The upcoming winter is a cause of anxiety for Viktoriia, as she didn’t experience the last winter in Ukraine, and she wonders about her ability to cope with the stress of frequent drone and missile attacks.

“It bothers me that – you know obviously there’s no attacks recently, that means they are accumulating [...] I am anxious.


“I don’t know how much of a stress that is, you know. I don’t know if I can handle it this winter,” she said.

Because of that, Viktoriia said she would try her best to stay but did not rule out the possibility of leaving the country again should things deteriorate.

“Because in that case I won’t be able to work, it just will be really difficult, and because I can leave the country, I might,” she explained.

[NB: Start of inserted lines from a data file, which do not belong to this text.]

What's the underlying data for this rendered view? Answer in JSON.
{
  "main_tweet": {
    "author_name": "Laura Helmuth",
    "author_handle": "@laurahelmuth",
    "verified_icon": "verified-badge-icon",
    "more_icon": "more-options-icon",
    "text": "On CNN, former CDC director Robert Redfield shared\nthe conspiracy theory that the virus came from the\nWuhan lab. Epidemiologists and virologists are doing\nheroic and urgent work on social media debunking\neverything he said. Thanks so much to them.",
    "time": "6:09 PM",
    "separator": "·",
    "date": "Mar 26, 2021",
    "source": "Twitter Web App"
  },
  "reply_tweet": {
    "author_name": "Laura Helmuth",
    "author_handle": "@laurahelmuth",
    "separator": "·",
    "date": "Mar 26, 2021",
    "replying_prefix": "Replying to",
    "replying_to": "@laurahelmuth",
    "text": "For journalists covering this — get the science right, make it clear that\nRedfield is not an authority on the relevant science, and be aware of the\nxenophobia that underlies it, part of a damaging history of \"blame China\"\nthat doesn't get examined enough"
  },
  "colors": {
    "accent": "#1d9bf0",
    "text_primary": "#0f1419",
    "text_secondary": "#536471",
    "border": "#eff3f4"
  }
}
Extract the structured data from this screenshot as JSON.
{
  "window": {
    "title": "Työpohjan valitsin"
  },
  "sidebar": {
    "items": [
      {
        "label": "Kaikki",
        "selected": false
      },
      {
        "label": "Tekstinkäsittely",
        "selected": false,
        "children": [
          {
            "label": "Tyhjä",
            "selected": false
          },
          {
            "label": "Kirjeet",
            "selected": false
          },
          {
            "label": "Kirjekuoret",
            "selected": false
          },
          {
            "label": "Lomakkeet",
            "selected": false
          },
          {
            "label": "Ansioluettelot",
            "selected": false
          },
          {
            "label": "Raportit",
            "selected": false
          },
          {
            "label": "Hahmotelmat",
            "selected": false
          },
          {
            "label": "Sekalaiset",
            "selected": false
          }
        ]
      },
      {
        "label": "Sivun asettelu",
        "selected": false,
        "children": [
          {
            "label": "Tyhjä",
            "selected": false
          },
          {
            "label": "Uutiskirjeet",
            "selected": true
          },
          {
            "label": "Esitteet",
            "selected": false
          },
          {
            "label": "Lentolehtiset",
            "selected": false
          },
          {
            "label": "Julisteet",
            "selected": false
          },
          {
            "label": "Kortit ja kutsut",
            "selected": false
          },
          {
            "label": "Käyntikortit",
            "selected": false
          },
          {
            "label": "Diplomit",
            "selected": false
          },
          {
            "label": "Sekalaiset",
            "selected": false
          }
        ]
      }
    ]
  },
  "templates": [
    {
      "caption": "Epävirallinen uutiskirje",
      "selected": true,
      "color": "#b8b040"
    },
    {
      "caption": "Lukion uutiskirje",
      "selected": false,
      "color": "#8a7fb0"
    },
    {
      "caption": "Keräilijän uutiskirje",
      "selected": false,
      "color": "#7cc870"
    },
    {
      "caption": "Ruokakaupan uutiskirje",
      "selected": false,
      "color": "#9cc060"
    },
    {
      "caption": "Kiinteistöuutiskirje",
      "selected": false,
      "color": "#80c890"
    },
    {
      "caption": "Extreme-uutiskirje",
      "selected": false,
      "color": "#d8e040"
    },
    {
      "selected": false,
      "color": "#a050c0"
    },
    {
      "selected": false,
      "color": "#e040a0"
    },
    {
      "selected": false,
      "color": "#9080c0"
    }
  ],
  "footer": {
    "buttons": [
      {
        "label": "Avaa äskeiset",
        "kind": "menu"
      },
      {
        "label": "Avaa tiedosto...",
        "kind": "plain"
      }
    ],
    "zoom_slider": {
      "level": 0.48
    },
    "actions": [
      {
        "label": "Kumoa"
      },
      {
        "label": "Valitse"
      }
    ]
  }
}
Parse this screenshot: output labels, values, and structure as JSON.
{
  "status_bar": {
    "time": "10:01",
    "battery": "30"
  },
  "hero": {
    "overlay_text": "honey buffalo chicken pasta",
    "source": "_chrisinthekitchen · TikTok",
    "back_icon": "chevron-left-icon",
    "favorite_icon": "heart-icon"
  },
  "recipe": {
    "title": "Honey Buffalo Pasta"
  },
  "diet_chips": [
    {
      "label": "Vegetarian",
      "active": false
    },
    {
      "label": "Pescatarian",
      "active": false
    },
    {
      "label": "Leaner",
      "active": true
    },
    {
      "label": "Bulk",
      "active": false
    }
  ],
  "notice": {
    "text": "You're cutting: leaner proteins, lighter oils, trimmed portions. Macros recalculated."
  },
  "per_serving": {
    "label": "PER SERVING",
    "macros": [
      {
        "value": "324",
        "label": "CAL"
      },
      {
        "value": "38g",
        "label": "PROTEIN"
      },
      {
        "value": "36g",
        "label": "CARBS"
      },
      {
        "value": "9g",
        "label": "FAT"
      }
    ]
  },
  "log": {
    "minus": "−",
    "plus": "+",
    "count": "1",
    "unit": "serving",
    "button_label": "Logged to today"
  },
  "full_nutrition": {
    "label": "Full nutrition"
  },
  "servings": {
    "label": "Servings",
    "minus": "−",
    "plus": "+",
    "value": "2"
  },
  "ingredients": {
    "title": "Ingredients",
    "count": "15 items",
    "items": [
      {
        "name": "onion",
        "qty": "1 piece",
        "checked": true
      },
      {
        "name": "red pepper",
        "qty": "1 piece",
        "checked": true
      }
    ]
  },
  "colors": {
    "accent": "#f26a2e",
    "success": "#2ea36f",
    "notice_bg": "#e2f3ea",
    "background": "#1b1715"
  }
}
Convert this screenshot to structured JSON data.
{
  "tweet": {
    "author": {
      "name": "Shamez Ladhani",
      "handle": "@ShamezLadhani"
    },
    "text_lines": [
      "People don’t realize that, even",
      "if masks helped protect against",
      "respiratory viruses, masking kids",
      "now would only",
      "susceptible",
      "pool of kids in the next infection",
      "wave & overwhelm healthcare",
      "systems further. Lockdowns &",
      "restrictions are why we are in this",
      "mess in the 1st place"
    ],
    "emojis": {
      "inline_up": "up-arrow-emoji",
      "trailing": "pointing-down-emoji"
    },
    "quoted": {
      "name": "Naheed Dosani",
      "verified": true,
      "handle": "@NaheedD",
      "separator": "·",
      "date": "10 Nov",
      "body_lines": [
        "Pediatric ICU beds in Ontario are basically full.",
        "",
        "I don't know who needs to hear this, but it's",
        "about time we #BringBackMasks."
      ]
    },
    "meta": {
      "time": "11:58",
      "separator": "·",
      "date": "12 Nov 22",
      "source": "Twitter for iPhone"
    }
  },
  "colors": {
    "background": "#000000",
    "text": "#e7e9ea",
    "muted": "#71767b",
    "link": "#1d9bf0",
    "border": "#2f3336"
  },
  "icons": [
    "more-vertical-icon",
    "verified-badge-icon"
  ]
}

For Ukrainians, having a support network is part of their backup plans, which is the case for both Filatova and Viktoriia.

Filatova said she would likely rely on friends and family around the country if the need arises – when there’s a total blackout, for example. She’s also made arrangements with her friends to visit each other for showers if there’s no running water in their own apartments.

As for Viktoriia, she said she would spend time with her mother in a small village, away from the danger, but also from the everyday amenities of the city.

“We have our own ways to cope, decentralized kind of, but it also is far from normal life conveniences,” Viktoriia explained.

For those less fortunate who are unable to leave or do not have a support network, humanitarian centers like those operated by Ivan Kukurudziak are there as a last resort.


Kukurudziak is a co-founder of a humanitarian center in Kyiv under Communita di Sant'Egidio, an Italian humanitarian community that has been providing help to those less fortunate since Ukraine’s independence in 1991.

It operates two centers in Kyiv, one in Ivano-Frankivsk, and one in Lviv, and is now mostly helping internally displaced refugees of the war.

Ukrainians receiving aid from the Communita di Sant'Egidio, humanitarian community Source: Ivan Kukurudziak

“We are dedicated to the poor, homeless, [and] old people and take care [of] them,” said Kukurudziak.

According to Kukurudziak, the refugees he serves come from every part of Ukraine. Apart from material support, the center – located in different regions in Ukraine – also provides pharmaceutical and psychological support to those who need it.

So far, the humanitarian community has provided more than Hr.1 billion ($27.6 million) worth of food and medicine to Ukrainian refugees, Kukurudziak said.


Staff from Communita di Sant'Egidio. Source: Ivan Kukurudziak

Last winter was a difficult one, but they have since adapted to the circumstances and now operate a few generators to provide electricity to those who need it.

“Tens and hundreds of people may depend on our generators,” he said.

Despite having the generators, keeping them running is another issue. After receiving the generators from their humanitarian community in Italy, Kukurudziak and his organization still need to generate the resources themselves to operate them.

“Petrol is like €5 per hour [to operate each generator], so we are very thankful for our friends from Italy. [...] But we are trying to generate resources for such things ourselves,” Kukurudziak said.

Beyond the basic supplies needed for survival, Kukurudziak also wanted to bring a glimmer of hope to the darkness of uncertainty that awaits.


“To be honest, we are also thinking about presents for Christmas for children, so it’s not only about electricity,” he said.

As Kyiv Post reported earlier, Russia has stockpiled more than 800 missiles in Crimea alone in anticipation of a likely move to strike Ukraine’s energy infrastructure throughout winter, and Russia likely retains the capability to manufacture additional missiles despite Western sanctions.

Data from the United Nations Office for the Coordination of Humanitarian Affairs (OCHA) reported that five million people remain forcibly displaced in Ukraine, and the upcoming winter will be challenging for refugees not only due to a lack of electricity but also in finding a warm roof over their heads.